Greetings, my fellow port swillers!

Yes, Ol’ Robbo is home from summah vac.

On the one hand, I’ve nothing much to blog about re said vac, it being pretty much as advertised in teh post below.

On teh other hand, I haven’t been near teh innertoobs, a teevee or a noozpaper in a week, so I haven’t the faintest idea what’s going on and therefore won’t offer my two cents on current events.   (I will, however, pass on this FWIW:  Coming around I-495 outside of Bahston yesterday,  I observed a young woman on an overpass holding up an “Impeach Obama” sign and waving at the traffic flowing by underneath.  Just sayin’.)

So my immediate post-vac blogging comes down to this:  I couldn’t help noticing on my travels the increasing prevalence of the electronic distance/time indicators.  You know, the signs that read something like, “Exit 18 – 15 miles/15 minutes.”

These signs are patently absurd.   I don’t know how their owners go about reaching these determinations, but I can tell you it shore ain’t got anything to do with actual observation.

Take the example above, a fairly typical one.  It’s obviously based on the assumption that traffic is flowing normally.  It’s also (even to an English major like me) based on a formula dictating  that normal traffic flows at 60 m.p.h.  Pfft!  All as I have to say to that is God help anyone fool enough to travel at 60 on I-95 and who cares about his rear bumper.   The average speed on that particular artery is something closer to 80.   (And even when I was doing 85, I was getting passed.  Goddam Murrland drivers!)

On the other hand, when there’s been an accident or especially bad congestion, such signs are even more useless.   Traffic sorts itself out not according to time and distance forumlae, but in fits and starts.   Again, as experience of the Mass Pike demonstrates, unless you’re staffed up with stopwatch-armed spotters, you’re basically only guessing.

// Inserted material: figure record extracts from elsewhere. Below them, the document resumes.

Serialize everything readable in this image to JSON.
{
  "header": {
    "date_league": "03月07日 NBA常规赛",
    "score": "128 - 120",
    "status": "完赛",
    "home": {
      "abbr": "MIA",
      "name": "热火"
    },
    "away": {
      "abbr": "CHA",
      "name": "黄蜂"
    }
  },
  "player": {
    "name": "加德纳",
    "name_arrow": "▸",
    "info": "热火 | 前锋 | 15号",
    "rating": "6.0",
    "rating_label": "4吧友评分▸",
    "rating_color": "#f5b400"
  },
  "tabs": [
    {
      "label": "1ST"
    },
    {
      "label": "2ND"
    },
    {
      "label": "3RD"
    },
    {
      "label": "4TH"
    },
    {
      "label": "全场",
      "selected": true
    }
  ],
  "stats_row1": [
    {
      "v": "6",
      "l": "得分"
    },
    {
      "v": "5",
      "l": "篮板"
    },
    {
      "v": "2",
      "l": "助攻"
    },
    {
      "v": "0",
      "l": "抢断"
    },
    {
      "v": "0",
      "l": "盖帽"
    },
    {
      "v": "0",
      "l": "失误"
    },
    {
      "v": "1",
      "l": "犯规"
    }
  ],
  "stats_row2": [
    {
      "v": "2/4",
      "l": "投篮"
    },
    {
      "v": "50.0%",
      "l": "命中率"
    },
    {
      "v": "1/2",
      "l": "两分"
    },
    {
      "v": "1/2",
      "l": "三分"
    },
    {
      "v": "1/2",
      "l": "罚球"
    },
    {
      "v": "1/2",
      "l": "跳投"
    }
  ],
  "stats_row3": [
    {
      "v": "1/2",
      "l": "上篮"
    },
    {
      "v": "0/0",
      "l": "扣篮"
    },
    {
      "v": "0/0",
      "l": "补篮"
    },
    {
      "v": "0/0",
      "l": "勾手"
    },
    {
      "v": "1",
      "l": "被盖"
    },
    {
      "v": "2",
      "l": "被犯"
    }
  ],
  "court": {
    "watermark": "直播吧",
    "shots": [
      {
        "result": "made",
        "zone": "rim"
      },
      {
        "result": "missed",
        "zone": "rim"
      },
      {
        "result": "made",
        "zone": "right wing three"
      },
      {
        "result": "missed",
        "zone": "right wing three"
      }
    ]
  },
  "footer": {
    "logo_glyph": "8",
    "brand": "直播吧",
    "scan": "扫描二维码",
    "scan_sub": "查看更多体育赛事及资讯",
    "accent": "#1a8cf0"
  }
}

My advice to the various state highway departments?  Chuck attempts at precision E.T.A.’s.  Instead, when programming your digital displays, ask yourselves:  What would Chico Marx do?

Normal Traffic:  Eh, At-sah pretty good.

Heavy Traffic:  Well, you gonna be late.

Serious Congestion:  Eh, at-sah no good.  You gonna be a-real late.

Gridlock:  At-sah mattah for you!  Ask me? Get out and walk!

Road closure?  A Harpo look-alike comes out, slashes your tires and sticks peanuts up your tailpipe.  Honk! Honk!

Hey, not only would it be more efficient or informative than the current useless system,  it would be good for a laugh, too.